Safety — not just from crime, but from traffic danger, heat, and environmental hazards.
Opportunity — good schools, stable housing, meaningful work.
Thriving public spaces — streets and parks that welcome everyone.
Life expectancy that matches or exceeds state and national norms.
The Biggest Barriers — and the Next Frontiers
Looking ahead 10–20 years, panelists identified several priorities:
1. Housing Must Come First
Without stable housing, healthcare, education and job access fall apart. Tennessee needs more tools — from zoning fixes to incentives — to support affordable, attainable housing in both urban and rural areas.
2. Break Down Silos Across Sectors
Designers, planners, health departments, healthcare systems, housing agencies and community leaders must plan together — not sequentially or separately.
3. Build Complete, Safe, Connected Networks
Nashville has expanded its greenways and bikeways dramatically, but safe street design — including protected lanes and pedestrian improvements — must accelerate as Vision Zero moves forward.
4. Streamline Development While Maintaining Equity
Lengthy rezoning processes and inconsistent community benefits discourage the very types of housing and mixed-use projects Middle Tennessee needs. But speeding up must be paired with better standards and clearer expectations.
5. Use Data to Target Action
Hyperlocal data on chronic disease, crashes, food insecurity and housing instability allows cities to start small — pilot projects, specific corridors, high-need ZIP codes — and scale what works.
6. Invest Locally, Not Just in Big Announcements
State and local governments must pair the economic incentives offered to major employers with equal support for small businesses, neighborhoods and local development.
A Region That Plans — and Acts — Together
Perhaps the biggest shift over the past quarter-century is cultural: regional leaders finally recognize that health, design and economic prosperity are interconnected — and that no city or county can address them alone.
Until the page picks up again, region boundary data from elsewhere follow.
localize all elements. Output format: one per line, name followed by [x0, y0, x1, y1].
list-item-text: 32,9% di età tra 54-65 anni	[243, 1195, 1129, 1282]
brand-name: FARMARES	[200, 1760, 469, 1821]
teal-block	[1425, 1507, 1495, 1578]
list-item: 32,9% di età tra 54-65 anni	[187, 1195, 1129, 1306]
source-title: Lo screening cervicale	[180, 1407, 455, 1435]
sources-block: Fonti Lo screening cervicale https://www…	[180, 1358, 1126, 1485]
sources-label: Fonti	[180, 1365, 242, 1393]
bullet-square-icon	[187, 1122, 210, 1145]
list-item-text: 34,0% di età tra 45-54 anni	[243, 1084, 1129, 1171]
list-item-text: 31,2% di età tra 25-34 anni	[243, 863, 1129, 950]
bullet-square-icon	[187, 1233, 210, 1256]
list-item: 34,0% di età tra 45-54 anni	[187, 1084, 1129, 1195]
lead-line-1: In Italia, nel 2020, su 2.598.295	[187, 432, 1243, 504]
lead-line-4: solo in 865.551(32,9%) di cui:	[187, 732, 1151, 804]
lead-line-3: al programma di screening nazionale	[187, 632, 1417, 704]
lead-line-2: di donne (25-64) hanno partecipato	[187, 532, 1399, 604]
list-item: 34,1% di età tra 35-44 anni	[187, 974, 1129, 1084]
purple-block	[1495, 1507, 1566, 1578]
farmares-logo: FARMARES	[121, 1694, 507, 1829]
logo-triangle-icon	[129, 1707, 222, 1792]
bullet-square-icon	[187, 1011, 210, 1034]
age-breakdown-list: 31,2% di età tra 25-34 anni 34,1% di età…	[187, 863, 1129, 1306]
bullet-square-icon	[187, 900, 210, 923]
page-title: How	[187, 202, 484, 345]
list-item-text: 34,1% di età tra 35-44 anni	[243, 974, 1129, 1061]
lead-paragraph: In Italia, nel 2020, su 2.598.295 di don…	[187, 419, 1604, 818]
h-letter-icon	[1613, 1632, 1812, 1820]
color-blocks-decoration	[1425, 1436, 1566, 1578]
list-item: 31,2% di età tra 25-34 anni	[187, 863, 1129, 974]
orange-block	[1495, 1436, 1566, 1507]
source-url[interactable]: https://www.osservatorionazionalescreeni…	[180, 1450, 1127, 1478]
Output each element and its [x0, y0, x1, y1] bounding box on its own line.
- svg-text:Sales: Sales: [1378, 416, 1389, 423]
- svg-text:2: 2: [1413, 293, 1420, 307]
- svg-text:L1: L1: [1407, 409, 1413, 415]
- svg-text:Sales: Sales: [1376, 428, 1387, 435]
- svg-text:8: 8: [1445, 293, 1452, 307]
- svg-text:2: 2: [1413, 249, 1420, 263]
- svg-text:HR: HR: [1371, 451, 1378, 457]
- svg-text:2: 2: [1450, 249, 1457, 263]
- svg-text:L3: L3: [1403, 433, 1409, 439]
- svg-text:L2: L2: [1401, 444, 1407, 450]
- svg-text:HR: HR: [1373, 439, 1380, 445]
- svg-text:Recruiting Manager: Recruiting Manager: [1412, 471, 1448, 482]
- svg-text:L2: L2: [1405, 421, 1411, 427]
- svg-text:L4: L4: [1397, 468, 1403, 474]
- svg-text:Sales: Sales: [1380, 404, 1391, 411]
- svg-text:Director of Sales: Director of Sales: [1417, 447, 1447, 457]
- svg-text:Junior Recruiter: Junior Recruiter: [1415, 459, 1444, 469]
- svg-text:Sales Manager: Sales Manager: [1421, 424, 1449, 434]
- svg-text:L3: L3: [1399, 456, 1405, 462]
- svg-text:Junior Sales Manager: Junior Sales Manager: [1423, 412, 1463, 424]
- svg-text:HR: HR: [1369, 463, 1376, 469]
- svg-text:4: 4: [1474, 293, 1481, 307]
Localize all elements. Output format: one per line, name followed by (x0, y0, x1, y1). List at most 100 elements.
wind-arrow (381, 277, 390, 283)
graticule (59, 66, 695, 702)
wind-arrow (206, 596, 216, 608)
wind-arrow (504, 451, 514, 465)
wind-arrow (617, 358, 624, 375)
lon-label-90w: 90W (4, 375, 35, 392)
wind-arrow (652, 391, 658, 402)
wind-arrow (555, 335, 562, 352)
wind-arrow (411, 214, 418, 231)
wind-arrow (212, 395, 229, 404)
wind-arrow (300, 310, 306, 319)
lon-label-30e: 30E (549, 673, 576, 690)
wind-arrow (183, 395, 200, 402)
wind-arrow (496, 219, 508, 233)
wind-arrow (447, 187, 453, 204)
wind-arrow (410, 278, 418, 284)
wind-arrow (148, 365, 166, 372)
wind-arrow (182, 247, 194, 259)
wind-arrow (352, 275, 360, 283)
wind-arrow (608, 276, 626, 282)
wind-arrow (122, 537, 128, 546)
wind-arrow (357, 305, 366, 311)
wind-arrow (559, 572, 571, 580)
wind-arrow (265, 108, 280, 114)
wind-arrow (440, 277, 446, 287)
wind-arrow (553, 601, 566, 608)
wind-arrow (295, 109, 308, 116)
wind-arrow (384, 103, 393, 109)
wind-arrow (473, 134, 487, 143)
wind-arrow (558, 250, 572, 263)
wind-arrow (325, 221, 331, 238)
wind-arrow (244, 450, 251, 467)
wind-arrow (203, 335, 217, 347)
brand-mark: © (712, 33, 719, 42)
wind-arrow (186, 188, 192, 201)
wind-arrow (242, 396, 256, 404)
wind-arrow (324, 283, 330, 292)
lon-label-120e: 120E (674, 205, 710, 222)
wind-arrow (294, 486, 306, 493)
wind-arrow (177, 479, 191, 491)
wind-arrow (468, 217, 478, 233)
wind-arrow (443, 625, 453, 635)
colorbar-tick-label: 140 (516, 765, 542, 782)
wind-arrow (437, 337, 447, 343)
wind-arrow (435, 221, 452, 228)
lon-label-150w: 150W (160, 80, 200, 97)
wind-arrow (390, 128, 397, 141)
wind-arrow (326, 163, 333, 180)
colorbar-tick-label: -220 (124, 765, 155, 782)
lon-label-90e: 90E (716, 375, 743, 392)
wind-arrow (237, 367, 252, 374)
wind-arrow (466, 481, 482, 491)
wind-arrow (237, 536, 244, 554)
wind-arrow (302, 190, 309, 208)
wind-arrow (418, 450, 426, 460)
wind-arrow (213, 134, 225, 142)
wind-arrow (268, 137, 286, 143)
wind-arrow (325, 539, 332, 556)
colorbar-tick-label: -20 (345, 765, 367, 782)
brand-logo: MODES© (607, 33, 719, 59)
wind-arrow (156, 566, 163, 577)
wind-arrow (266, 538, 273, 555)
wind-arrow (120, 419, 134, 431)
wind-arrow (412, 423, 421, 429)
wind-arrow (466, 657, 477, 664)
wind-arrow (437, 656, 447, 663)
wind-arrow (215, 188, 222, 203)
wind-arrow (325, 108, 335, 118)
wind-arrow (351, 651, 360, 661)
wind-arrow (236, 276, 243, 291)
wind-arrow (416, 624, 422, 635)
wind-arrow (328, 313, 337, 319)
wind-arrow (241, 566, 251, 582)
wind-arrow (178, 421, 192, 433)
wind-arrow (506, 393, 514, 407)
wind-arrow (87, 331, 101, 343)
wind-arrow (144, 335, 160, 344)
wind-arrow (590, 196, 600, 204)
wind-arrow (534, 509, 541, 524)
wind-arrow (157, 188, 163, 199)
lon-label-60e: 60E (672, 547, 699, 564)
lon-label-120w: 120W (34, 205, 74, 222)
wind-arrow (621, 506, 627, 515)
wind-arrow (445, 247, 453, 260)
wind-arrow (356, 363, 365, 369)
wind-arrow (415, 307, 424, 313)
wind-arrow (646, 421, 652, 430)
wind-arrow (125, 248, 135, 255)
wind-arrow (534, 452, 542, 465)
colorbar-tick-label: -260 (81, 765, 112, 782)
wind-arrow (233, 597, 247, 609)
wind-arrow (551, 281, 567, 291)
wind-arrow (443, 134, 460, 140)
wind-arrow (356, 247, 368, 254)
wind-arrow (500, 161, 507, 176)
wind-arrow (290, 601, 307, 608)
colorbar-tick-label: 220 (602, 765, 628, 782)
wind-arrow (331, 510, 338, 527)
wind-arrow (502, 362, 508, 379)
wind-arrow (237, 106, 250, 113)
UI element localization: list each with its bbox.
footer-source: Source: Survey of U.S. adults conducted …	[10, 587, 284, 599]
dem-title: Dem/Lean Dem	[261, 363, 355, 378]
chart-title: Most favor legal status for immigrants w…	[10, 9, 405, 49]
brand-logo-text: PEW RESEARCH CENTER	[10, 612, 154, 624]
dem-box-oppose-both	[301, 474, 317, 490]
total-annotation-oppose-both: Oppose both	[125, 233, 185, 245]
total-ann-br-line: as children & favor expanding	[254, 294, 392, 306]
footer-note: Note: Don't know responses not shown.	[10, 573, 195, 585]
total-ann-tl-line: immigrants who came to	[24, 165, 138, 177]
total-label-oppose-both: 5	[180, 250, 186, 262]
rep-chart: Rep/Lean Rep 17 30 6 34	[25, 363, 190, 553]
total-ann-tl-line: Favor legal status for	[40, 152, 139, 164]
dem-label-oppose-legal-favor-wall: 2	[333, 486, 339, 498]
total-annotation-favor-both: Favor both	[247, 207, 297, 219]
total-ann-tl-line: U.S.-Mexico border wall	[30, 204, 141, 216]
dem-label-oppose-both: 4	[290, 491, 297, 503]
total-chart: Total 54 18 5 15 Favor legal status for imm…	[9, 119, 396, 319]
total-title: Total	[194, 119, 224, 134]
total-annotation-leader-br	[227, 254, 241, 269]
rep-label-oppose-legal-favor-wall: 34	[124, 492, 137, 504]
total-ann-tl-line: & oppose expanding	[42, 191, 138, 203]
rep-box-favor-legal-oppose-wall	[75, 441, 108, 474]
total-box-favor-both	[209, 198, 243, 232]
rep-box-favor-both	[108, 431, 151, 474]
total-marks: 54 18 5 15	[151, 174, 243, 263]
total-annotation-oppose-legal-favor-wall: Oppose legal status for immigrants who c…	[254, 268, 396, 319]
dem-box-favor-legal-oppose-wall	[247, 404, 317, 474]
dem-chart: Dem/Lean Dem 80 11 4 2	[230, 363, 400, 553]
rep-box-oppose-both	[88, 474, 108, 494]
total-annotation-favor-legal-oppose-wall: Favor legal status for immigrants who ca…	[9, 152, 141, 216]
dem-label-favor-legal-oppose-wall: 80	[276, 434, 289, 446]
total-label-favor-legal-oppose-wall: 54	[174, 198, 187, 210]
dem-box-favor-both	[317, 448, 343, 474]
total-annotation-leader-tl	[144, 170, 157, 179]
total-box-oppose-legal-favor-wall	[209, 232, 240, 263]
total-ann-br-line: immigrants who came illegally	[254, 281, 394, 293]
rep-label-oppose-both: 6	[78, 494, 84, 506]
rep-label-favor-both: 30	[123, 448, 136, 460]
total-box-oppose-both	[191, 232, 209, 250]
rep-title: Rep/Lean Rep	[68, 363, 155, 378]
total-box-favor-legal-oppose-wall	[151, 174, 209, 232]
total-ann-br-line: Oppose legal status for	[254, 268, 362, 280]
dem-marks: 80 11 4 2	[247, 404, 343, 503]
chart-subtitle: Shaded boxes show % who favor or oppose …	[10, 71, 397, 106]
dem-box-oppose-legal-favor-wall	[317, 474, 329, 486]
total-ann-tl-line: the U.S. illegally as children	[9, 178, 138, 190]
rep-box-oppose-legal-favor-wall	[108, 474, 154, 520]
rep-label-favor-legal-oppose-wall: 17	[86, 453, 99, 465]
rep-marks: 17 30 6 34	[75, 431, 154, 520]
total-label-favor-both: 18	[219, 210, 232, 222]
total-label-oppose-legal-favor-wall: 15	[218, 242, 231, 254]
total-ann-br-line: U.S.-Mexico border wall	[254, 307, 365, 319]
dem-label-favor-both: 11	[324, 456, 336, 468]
As Gaston puts it, “our challenges don’t stop at county lines.” The move from multidisciplinary to transdisciplinary collaboration — where ideas, tools and goals merge — is emerging as the region’s most powerful strategy.
Conclusion: Designing a Healthier Future
Middle Tennessee’s story mirrors challenges faced throughout the U.S.: rapid growth alongside deep inequities; world-class medical institutions in cities where life expectancy remains stubbornly uneven; and communities trying to reconcile economic expansion with long-term health.
But Nashville also shows what’s possible when planners, doctors, policymakers and residents work together. A healthier region isn’t built through medicine alone — it’s built through housing, transportation, public space, collaboration, and a willingness to rethink how communities grow.